Travelers Warm to New Yorker Hotel Pricing
The promotion, which began July 4 and runs through Labor Day, offers discounted rates based on the previous day's high temperature.
"We're helping them generate more interest in travel in a period of troubled economic times where people aren't necessarily thinking about it," said Tom Flournoy, vice president of product development at weather.com, Atlanta.
The promotion is a quirky attempt to generate traveler interest in New York, particularly the landmark New Yorker in the city's midtown district. Once owned by Hilton, the New Yorker is now part of the Unitarian Church, but managed separately.
Consumers who reserved read about the promotion in newspapers including USA Today, The Wall Street Journal, New York Post and Newsday. The only tactic used to push the promotion was public relations.
Availing the weather rates is simple. While checking in with the front desk, the guest mentions the weather deal. The hotel automatically charges a room rate equal to the previous day's high temperature for the duration of the guest's stay.

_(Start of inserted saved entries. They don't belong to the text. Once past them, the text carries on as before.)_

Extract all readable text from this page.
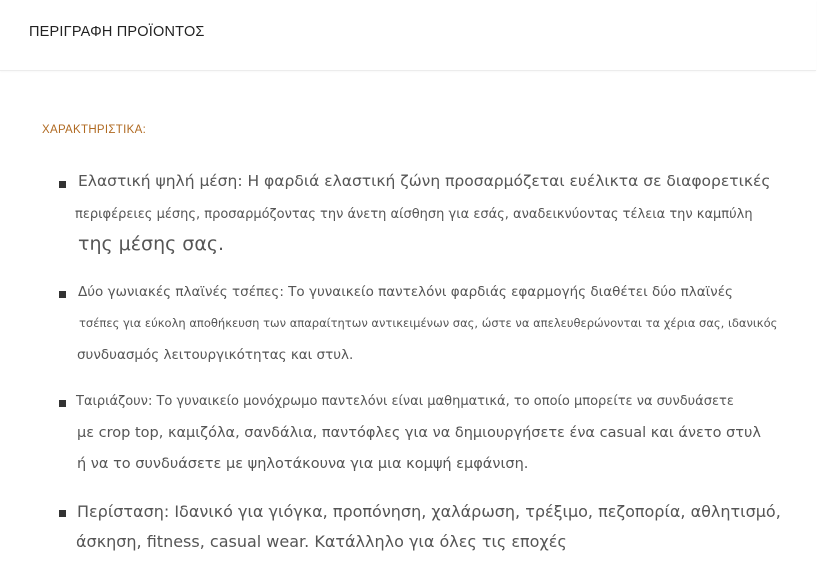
ΠΕΡΙΓΡΑΦΗ ΠΡΟΪΟΝΤΟΣ
ΧΑΡΑΚΤΗΡΙΣΤΙΚΑ:
Ελαστική ψηλή μέση: Η φαρδιά ελαστική ζώνη προσαρμόζεται ευέλικτα σε διαφορετικές
περιφέρειες μέσης, προσαρμόζοντας την άνετη αίσθηση για εσάς, αναδεικνύοντας τέλεια την καμπύλη
της μέσης σας.
Δύο γωνιακές πλαϊνές τσέπες: Το γυναικείο παντελόνι φαρδιάς εφαρμογής διαθέτει δύο πλαϊνές
τσέπες για εύκολη αποθήκευση των απαραίτητων αντικειμένων σας, ώστε να απελευθερώνονται τα χέρια σας, ιδανικός
συνδυασμός λειτουργικότητας και στυλ.
Ταιριάζουν: Το γυναικείο μονόχρωμο παντελόνι είναι μαθηματικά, το οποίο μπορείτε να συνδυάσετε
με crop top, καμιζόλα, σανδάλια, παντόφλες για να δημιουργήσετε ένα casual και άνετο στυλ
ή να το συνδυάσετε με ψηλοτάκουνα για μια κομψή εμφάνιση.
Περίσταση: Ιδανικό για γιόγκα, προπόνηση, χαλάρωση, τρέξιμο, πεζοπορία, αθλητισμό,
άσκηση, fitness, casual wear. Κατάλληλο για όλες τις εποχές
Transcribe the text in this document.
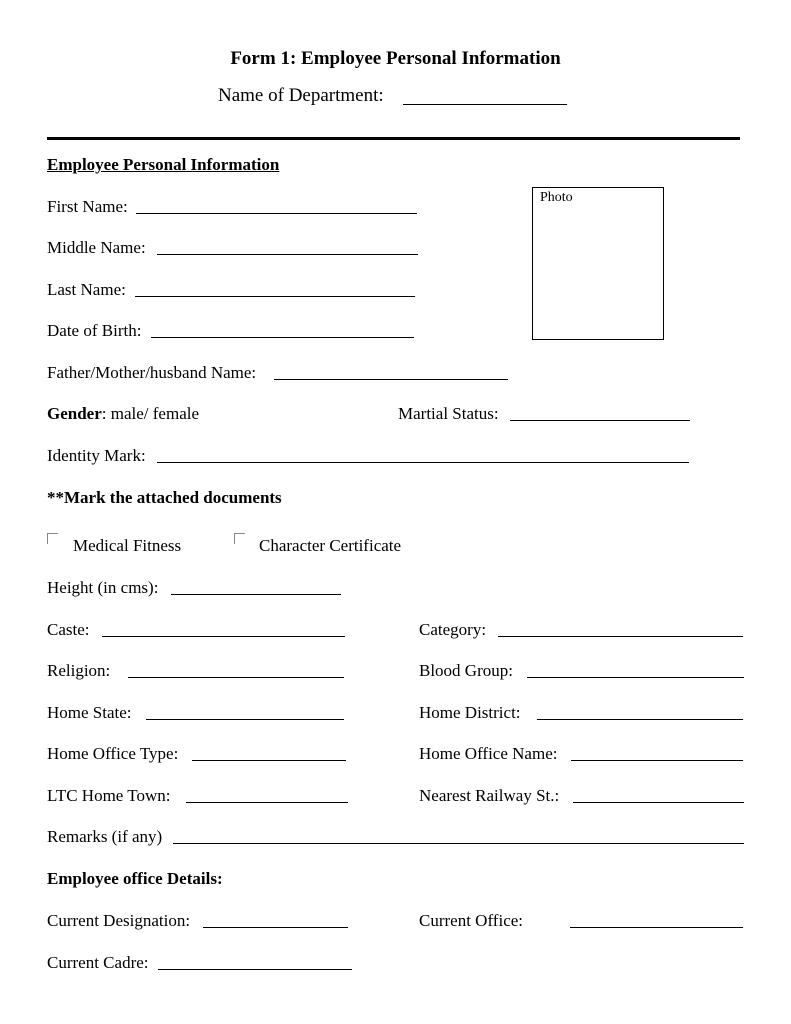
Form 1: Employee Personal Information
Name of Department:
Employee Personal Information
Photo
First Name:
Middle Name:
Last Name:
Date of Birth:
Father/Mother/husband Name:
Gender: male/ female	Martial Status:
Identity Mark:
**Mark the attached documents
Medical Fitness	Character Certificate
Height (in cms):
Caste:	Category:
Religion:	Blood Group:
Home State:	Home District:
Home Office Type:	Home Office Name:
LTC Home Town:	Nearest Railway St.:
Remarks (if any)
Employee office Details:
Current Designation:	Current Office:
Current Cadre:
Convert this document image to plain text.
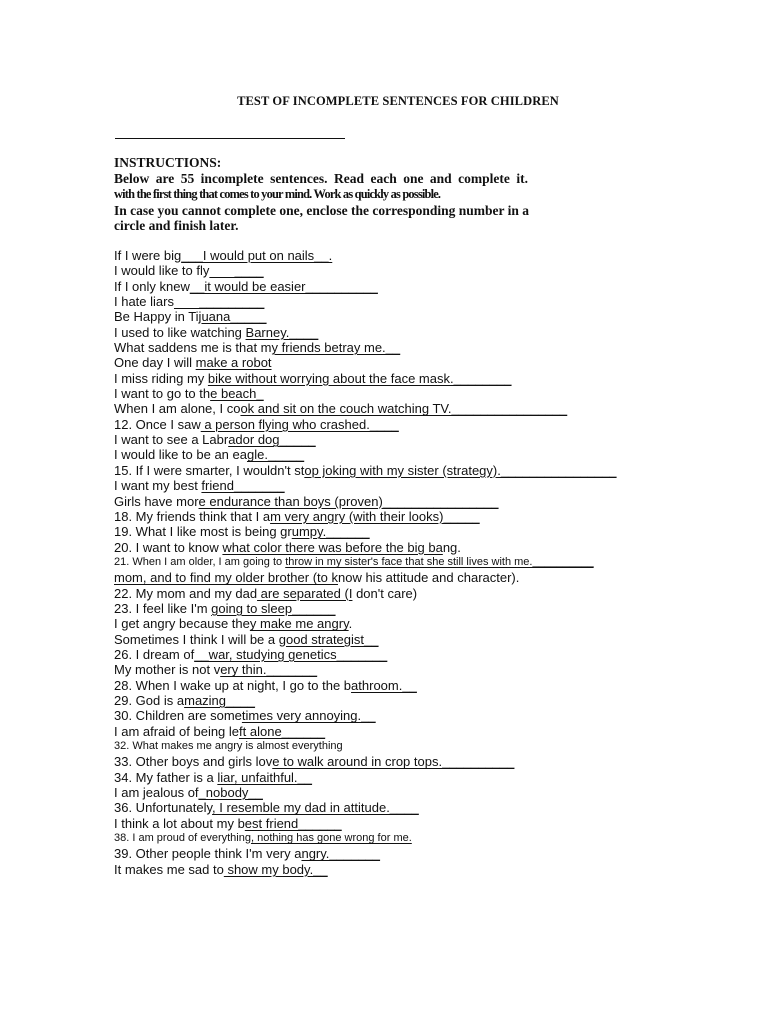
TEST OF INCOMPLETE SENTENCES FOR CHILDREN
INSTRUCTIONS:
Below are 55 incomplete sentences. Read each one and complete it.
with the first thing that comes to your mind. Work as quickly as possible.
In case you cannot complete one, enclose the corresponding number in a
circle and finish later.
If I were big___I would put on nails__.
I would like to fly       ____
If I only knew__it would be easier__________
I hate liars       _________
Be Happy in Tijuana_____
I used to like watching Barney.____
What saddens me is that my friends betray me.__
One day I will make a robot
I miss riding my bike without worrying about the face mask.________
I want to go to the beach_
When I am alone, I cook and sit on the couch watching TV.________________
12. Once I saw a person flying who crashed.____
I want to see a Labrador dog_____
I would like to be an eagle._____
15. If I were smarter, I wouldn't stop joking with my sister (strategy).________________
I want my best friend_______
Girls have more endurance than boys (proven)________________
18. My friends think that I am very angry (with their looks)_____
19. What I like most is being grumpy.______
20. I want to know what color there was before the big bang.
21. When I am older, I am going to throw in my sister's face that she still lives with me.__________
mom, and to find my older brother (to know his attitude and character).
22. My mom and my dad are separated (I don't care)
23. I feel like I'm going to sleep______
I get angry because they make me angry.
Sometimes I think I will be a good strategist__
26. I dream of__war, studying genetics_______
My mother is not very thin._______
28. When I wake up at night, I go to the bathroom.__
29. God is amazing____
30. Children are sometimes very annoying.__
I am afraid of being left alone______
32. What makes me angry is almost everything
33. Other boys and girls love to walk around in crop tops.__________
34. My father is a liar, unfaithful.__
I am jealous of_nobody__
36. Unfortunately, I resemble my dad in attitude.____
I think a lot about my best friend______
38. I am proud of everything, nothing has gone wrong for me.
39. Other people think I'm very angry._______
It makes me sad to show my body.__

Obviously, it is hoped that guests check weather.com's New York weather page to confirm the temperature before checking in. August in New York is typically in the 80s and 90s with an occasional day approaching 100 degrees Fahrenheit.
The hotel typically charges $109 to $139 this time of year. The discount under the weather promotion is for single or double occupancy, subject to room availability and not applicable to groups or prior discounted deals.
"Summers are generally pretty slow, and everybody's very competitive in New York City in the hotel business, and rates are down 30 percent from what they were a year ago," said Barry Mann, general manager of the New Yorker. "So, since they're down that far, getting down to the $99 and $90 rate, I say, 'What the hell, let's take a chance, because the temperature in August is usually 85 to 86 degrees. And the worst that can happen is we lose a few bucks more on these special rates."
The New Yorker has little to lose. It is not paying The Weather Channel or weather.com for partnering in the promotion. But the media company is relying on travelers to check its site or channel before making travel arrangements.
Flournoy expects the New Yorker to track whether guests checked the weather on its site before making the reservation. But it is a small price to pay for a company that is looking to strike similar deals and boost its awareness.
"We at the Weather Channel are connected with business and vacation travelers," Flournoy said. "Communicating with hotels is the next logical step."
Using temperature as a lure, however, was the New Yorker team's idea after brainstorming with its agencies, including PR shop LVM Group, New York.
The "Chill Out" effort also took inspiration from another out-of-the-box promotion last year by the New Yorker. Called No Bull, it required the hotel to take $10 off the guest's bill if the stock market dropped 100 points. It was $20 off if the market plummeted 101 to 200 points. If the market dropped 500 points or more, the hotel offered a room on a higher floor with an open window.